Los dos grandes han dejado a un lado las promesas de colores y han puesto en la agenda electoral el debate sobre recortes, impuestos, pensiones, despidos y demás asuntos amargos que esta sociedad creía cosa de los países de abajo en esos rankings donde nosotros acostumbrábamos a estar arriba. Ha calado que las cosas están mal, que la salida va a costar tiempo y que, no para todos claro porque siempre ha sido así, comportará sacrificios serios. De nada sirve negar la realidad aunque sea comprensible que cada sector productivo o de servicios proclame su importancia, su trascendencia social o económica, para eludir su irremediable e imprescindible contribución dolorosa a la salvación general. No es verdad que el Estado del bienestar vaya a permanecer en su dimensión actual tras el 20N. El PP, porque es una de sus señas de identidad, apuesta por el máximo desmantelamiento del sector público y los fuertes apoyos en subvenciones, privatizaciones, reducción de impuestos, desregulaciones, reforma laboral, al sector privado. No hace falta que lo explicite en su programa. Ya lo está empezando a hacer en las comunidades autónomas. Como lo está haciendo Mas en Cataluña. La tentación del PSOE puede ser la de encabezar la protesta, pero no debería caer en ella. No ya porque resulte chocante, como poco, que capitanee la caída el hasta ayer vicepresidente de un gobierno que ha rebajado impuestos, consentido la burbuja inmobiliaria, descuidado muchos controles en materia de fiscalidad, ampliado el gasto público sin el rigor necesario y, en fin, que ha dejado tantas cosas por hacer en tantos campos, ahí está, a buenas horas, la propuesta de incompatibilizar los cargos de alcalde y diputado, sino porque durante muchos años vamos a necesitar dos cosas fundamentales: prudencia y revisión de lo que entendemos por Estado del bienestar. Dos cosas para las que se necesita una izquierda sensata y honesta en todos los órdenes, también en el ideológico, y no una izquierda que agite la calle.
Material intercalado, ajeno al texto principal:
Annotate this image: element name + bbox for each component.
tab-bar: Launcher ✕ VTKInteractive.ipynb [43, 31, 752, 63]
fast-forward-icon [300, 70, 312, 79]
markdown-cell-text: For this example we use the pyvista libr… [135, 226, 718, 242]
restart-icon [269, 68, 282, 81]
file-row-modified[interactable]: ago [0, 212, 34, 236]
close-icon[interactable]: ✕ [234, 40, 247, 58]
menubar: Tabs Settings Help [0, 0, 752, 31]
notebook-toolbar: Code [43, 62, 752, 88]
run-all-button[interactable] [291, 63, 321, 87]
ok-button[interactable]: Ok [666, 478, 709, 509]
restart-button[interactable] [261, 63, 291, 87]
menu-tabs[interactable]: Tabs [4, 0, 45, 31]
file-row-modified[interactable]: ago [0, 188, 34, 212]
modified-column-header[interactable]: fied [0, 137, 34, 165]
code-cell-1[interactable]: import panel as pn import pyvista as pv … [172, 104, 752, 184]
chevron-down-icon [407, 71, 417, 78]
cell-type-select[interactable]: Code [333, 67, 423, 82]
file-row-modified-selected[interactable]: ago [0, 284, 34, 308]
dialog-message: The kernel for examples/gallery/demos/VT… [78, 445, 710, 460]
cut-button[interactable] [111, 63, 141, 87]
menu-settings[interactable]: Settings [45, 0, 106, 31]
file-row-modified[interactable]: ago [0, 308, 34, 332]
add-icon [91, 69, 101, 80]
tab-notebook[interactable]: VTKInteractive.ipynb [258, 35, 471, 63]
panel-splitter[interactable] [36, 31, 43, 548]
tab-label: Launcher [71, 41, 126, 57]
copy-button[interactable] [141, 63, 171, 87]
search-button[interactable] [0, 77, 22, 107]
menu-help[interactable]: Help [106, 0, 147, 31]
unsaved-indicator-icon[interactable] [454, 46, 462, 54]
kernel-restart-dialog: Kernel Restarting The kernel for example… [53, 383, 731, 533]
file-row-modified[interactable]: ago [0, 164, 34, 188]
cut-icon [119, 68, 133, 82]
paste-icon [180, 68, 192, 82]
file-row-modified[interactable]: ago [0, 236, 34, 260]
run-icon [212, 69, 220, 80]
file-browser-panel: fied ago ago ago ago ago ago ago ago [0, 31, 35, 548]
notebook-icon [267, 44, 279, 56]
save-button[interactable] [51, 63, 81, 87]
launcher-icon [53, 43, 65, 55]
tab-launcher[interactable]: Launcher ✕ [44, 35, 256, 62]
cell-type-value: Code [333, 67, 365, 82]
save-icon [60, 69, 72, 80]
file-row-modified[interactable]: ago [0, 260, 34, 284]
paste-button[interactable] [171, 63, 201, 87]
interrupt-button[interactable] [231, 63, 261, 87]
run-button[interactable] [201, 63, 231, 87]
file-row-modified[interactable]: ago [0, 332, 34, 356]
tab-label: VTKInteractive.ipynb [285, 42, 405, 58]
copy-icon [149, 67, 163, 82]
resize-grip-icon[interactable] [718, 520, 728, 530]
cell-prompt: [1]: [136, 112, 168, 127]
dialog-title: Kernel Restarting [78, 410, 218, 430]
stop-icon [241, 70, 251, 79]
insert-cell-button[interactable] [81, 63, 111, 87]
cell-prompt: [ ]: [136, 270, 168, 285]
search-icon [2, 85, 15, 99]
Que toda prudencia y sosiego social será imprescindible y que el PSOE juega en ello un papel decisivo no necesita muchas explicaciones. Hasta hoy la crisis ha provocado conflictos limitados, pero si falta cordura y se opta por la agitación nadie garantiza que la conflictividad no aumente y que así perdamos todos. Sobre lo segundo habrá que revisar muchas cosas y mejor será que lo haga la izquierda moderada. Los cheques bebés indiscriminados, los libros gratuitos, los AVES, las Universidades o las televisiones públicas para todos no forman parte del Estado del bienestar. Las subvenciones, encubiertas o no, a la prensa, a la cultura popular o selecta o a los sindicatos tampoco. Hay que revisar dogmas en sanidad, en educación, en coberturas al desempleo o a la enfermedad. Si la rebaja de la factura farmacéutica no ha dañado la protección de la salud, ¿por qué no un copago razonable y proporcional a las rentas?

Pero además es imprescindible que la izquierda moderada rectifique seriamente sus deficiencias en la gestión de lo público. ¿Es que el Banco de España no conocía los blindajes escandalosos de los directivos de la CAM y su presumiblemente delictiva administración de la entidad, o lo que pasaba en las cajas nacionalizadas? Había que haber frenado antes los excesos de las comunidades autónomas y los ayuntamientos. Y el fraude fiscal de grandes y pequeños empresarios. ¿No se han aumentado las plantillas de trabajadores públicos por razones ajenas a las necesidades del servicio? El Estado del bienestar es una irrenunciable conquista europea, contribución si no única sí decisiva de la socialdemocracia, que no sólo no se consolida administrándola con criterios de beneficiencia y de amiguismo, con prodigalidad e irresponsabilidad, o manteniendo dogmas insostenibles en una sociedad por fortuna muy distinta de aquella de la postguerra con necesidades radicales que cubrir, sino que se corre el riesgo de poner su gestión en las manos menos adecuadas. Si eso ocurre el 20N será porque en sus dos mandatos los socialistas no han hecho bien sus deberes.